Trans Mountain facing intense pressure to finish pipeline on time, documents show

Trans Mountain says not rerouting pipeline expansion risks delay, extra costs

Politics aside, there’s also the delays and expense. Ms. Farrell said the project is on track with its most recently provided target – that the pipeline will begin operating some time in the first quarter of 2024. But in 2017, the cost was pegged at $7.4-billion. By earlier this year, that cost had escalated to at least $30.9-billion.

Even before the latest increase was announced, Parliamentary Budget Officer Yves Giroux said Ottawa’s purchase of the Trans Mountain pipeline and expansion project is no longer projected to be profitable because of the construction delays and higher costs.

However, Ms. Farrell says the pipeline expansion will open up new trade routes, increase the value of Canadian oil, increase royalties for the Alberta government and tax revenues for the federal government. “That economic value supports our Canadian dollar. It makes us a stronger country.”

Ms. Farrell also argues that all big infrastructure projects, including hydro and nuclear, have cost overruns, but are still badly needed.

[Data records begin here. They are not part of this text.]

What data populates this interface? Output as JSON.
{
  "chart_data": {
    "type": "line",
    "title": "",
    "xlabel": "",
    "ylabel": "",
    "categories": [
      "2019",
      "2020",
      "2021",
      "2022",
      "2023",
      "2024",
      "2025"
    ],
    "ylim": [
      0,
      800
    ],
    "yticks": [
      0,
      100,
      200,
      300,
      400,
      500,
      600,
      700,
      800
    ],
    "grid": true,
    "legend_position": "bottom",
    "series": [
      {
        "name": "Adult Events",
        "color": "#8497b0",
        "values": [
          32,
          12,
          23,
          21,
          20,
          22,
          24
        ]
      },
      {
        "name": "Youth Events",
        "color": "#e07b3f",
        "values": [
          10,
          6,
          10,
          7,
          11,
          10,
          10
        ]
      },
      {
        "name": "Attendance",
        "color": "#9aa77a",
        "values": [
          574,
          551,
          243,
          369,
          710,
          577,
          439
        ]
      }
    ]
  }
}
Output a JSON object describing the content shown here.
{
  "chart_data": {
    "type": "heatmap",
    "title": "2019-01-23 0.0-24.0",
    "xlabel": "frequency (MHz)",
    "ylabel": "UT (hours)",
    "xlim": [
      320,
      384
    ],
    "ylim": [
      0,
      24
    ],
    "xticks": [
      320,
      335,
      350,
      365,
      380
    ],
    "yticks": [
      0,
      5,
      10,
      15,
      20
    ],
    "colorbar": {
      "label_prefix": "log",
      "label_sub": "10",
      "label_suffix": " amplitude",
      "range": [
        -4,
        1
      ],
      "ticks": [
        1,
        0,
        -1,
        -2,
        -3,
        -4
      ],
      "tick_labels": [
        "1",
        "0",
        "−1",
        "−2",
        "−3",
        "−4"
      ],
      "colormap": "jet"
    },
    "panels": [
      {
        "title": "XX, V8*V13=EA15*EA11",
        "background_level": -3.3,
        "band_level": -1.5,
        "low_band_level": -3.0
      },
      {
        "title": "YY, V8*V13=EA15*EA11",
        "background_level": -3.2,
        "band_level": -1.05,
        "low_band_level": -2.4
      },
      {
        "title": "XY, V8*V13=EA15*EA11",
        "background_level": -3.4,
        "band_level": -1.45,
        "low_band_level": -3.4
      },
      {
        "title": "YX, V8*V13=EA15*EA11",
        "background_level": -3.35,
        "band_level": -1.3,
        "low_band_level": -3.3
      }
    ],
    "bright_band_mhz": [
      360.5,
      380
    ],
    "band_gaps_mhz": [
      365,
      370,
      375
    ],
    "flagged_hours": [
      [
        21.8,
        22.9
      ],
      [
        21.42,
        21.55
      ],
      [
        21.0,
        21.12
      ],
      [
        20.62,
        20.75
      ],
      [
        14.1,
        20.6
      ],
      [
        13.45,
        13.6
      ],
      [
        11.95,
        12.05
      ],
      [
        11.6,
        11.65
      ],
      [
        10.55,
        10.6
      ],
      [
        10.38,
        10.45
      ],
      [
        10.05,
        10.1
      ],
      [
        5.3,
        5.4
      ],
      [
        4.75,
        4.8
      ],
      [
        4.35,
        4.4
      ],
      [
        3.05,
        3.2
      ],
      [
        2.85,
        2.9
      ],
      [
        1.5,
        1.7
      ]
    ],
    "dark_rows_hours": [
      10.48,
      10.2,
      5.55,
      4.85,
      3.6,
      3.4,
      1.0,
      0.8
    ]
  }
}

And in an era of higher interest rates – the project has billions of dollars in debt financing – every day counts. The tab will be $200-million for every month the project is delayed, she said.

“It’s carrying costs,” Ms. Farrell said. “It’s really now a matter of which day do we stop accumulating interest during construction, and start charging for the new pipeline.”

The project faced what might be some of the last routing resistance from a First Nation near Kamloops that was concerned about construction methods on sacred ground. But last month, the Canada Energy Regulator sided with Trans Mountain on this routing issue.

In Alberta just a few years ago, there was skepticism that the pipeline would ever be built. Now, it’s a question of how much the project will cost shippers, and where the oil will go – U.S. West Coast markets or actually to Asia. Ms. Farrell won’t speculate on what volumes of oil might make it across the Pacific. “I gotta get it finished.”

As to who will buy the company, former Trans Mountain chief executive Ian Anderson – who steered the project for 17 years before retiring in 2022 – has said that some form of Indigenous ownership is necessary, and the pipeline expansion is an opportunity “to transact some economic reconciliation.”

This year, federal officials – led by Ms. Freeland – have been meeting with Indigenous communities who have an eye on acquiring an interest in the pipeline. Ottawa has said it is prepared to provide financial backing to First Nations and Métis communities to help them acquire ownership stakes in the pipeline.

Ms. Farrell said she is focused on building the expansion, and selling Trans Mountain is the federal government’s job.

But she gave a hint of what she would like to see. “My ideal structure would be some First Nations ownership, some financial players and potentially a new public company,” she said.

“That’s kind of Dawn Farrell’s pipe dream.”